Espy v. State Bank

5 Ind. 274 | Ind. | 1854

Stuart, J.

Assumpsit by the bank against Espy, on a bill of exchange.

Espy claimed a credit of 400 dollars, which the bank refused to allow. He then, by agent, filed his affidavit for a continuance, stating that he could prove by one Rogers, *275the payment to the branch bank at Madison, on the bill of exchange sued upon, of the sum of 400 dollars; that the payment was so received by the bank; that he knew of no other witness by whom he could prove the same fact so fully; that the witness was, or had been, in California, and at the time of making the affidavit was believed to be on his way home, so that his attendance as a witness at the next term might be reasonably expected; and that the affidavit was not made for delay, &c.; showing also the diligence used, &c.

With the affidavit the general issue was filed.

The Court overruled the motion for a continuance. Espy excepted. Trial by the Court, and judgment for the bank for 1,394 dollars and 67 cents.

The only question presented by the record is, whether the motion for a continuance was correctly overruled.

In mere money demands, like the one before us, such applications are necessarily regarded with more or less distrust, and closely scrutinized. The reason is obvious. If treated with indulgence, they may be readily made instruments to baffie and delay the collection of just debts.

On the other hand, the Courts should not hold debtors so strictly as to give an exorbitant creditor undue advantage.

Several objections are taken to the sufficiency of the affidavit, only two of which it is deemed material to notice.

1. It is objected that the affidavit was made by an agent, without accounting for the absence of the principal, or giving any other reason why it was not made by Espy himself. But the objection does not seem to be well taken. It is easy to conceive that the agent might be cognizant of facts of which the principal knew nothing. In such cases it is eminently proper that the affidavit should come from the agent.
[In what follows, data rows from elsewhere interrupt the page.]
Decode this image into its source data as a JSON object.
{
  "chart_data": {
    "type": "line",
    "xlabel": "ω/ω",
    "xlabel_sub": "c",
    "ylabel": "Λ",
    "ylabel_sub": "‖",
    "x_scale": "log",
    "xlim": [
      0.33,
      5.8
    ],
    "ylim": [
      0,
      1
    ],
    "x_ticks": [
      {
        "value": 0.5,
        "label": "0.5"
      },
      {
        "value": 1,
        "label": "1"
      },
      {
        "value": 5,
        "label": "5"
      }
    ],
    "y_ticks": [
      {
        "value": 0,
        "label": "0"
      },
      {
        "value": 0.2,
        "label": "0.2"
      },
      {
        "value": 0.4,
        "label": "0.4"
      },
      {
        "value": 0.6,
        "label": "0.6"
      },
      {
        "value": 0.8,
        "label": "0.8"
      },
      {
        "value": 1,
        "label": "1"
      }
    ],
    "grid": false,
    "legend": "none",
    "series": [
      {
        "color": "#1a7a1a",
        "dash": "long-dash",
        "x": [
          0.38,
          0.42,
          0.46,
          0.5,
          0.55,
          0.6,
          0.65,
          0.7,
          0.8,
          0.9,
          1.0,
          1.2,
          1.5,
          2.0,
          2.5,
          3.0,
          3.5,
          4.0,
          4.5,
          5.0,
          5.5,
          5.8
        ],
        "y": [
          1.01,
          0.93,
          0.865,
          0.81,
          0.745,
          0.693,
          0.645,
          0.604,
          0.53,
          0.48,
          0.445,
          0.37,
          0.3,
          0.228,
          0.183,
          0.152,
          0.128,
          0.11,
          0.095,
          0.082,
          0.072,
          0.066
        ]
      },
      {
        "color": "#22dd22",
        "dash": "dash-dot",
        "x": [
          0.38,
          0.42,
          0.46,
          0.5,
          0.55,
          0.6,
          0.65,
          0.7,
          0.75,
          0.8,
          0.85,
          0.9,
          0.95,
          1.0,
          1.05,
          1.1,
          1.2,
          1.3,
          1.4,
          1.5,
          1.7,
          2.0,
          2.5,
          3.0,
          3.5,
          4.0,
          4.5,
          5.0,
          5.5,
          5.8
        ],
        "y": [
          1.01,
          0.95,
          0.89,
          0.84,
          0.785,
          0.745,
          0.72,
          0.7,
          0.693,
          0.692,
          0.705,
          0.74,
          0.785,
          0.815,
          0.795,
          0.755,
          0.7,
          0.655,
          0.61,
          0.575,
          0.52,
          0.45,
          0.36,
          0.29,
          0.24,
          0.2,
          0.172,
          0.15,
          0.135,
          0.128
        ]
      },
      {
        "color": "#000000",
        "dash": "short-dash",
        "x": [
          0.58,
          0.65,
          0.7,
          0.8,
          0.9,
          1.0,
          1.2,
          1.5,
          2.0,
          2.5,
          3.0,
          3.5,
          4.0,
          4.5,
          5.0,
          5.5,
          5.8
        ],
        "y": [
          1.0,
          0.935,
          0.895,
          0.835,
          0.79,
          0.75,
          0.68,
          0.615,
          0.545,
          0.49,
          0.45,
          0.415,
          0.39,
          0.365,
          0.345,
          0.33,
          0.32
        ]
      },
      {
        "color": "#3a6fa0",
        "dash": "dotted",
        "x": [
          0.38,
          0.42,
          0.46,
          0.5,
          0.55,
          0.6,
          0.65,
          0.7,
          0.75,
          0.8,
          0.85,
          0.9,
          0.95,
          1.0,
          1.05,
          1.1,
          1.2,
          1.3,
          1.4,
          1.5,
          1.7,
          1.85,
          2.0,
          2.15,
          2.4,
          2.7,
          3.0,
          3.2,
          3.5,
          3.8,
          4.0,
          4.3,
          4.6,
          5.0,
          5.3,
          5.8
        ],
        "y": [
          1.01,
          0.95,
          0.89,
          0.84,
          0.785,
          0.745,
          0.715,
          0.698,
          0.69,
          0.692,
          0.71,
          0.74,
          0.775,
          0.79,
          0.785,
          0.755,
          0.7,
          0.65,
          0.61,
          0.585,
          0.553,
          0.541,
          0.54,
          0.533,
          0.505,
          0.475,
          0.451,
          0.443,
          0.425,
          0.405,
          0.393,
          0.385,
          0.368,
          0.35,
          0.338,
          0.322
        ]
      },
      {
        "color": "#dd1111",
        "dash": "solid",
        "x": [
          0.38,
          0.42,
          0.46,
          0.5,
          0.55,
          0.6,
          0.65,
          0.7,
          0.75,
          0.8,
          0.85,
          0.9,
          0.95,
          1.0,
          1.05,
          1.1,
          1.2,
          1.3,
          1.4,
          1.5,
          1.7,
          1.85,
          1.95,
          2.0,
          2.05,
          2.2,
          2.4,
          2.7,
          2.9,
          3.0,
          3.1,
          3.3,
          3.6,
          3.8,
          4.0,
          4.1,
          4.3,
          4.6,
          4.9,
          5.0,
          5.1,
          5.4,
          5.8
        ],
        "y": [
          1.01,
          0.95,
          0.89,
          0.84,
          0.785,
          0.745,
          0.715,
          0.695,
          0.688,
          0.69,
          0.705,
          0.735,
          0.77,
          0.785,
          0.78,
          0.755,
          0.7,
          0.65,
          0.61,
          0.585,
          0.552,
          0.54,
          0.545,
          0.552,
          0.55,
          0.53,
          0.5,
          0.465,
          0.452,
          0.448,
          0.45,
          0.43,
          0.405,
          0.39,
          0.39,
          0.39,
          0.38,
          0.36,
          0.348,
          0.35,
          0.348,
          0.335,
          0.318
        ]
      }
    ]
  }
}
That the agent is a stranger to the record can make no difference. Nay, for that very reason, his statements under oath are entitled to greater consideration than though made by the interested party himself.

2. It is objected that Rogers could not be the only witness by whom the payment could be proved, for that if *276any such payment was in fact made, the- officers of the bank, or some of them, must have known it, and they could be made witnesses.

D. S. Major and A. Brower, for the appellant. W. M. Dunn and A. W. Hendricks, for the appellee.

But the bank, by her officers, had already denied the payment, by refusing to give the credit. The bank is known only through her officers. They are her organs. She speaks and acts by them. They denied his claim of payment. Espy had no reason to suppose that they would testify differently from these plain indications. They stood as hostile, or, at least, reluctant witnesses. Under these circumstances, it would be manifest injustice to drive the defendant to such an alternative as resorting to them. If he called them he made them his own witnesses. He was in a measure concluded by their evidence; for he could not impeach them; and, in the absence of Rogers, he could not set up and show a different state of facts. Espy might, therefore, well say that Rogers was the only witness by whom he could so fully prove the payment claimed.

The affidavit seems to us sufficient to entitle Espy to a continuance.

As the bank might have removed the cause for a continuance by giving the credit in the Court below, she may still give it in this Court. In that event, the judgment as to the residue will stand affirmed at the costs of the bank. .Otherwise reversed with costs.

Per Curiam. — The credit not being given, the judgment is reversed with costs. Cause remanded, &c.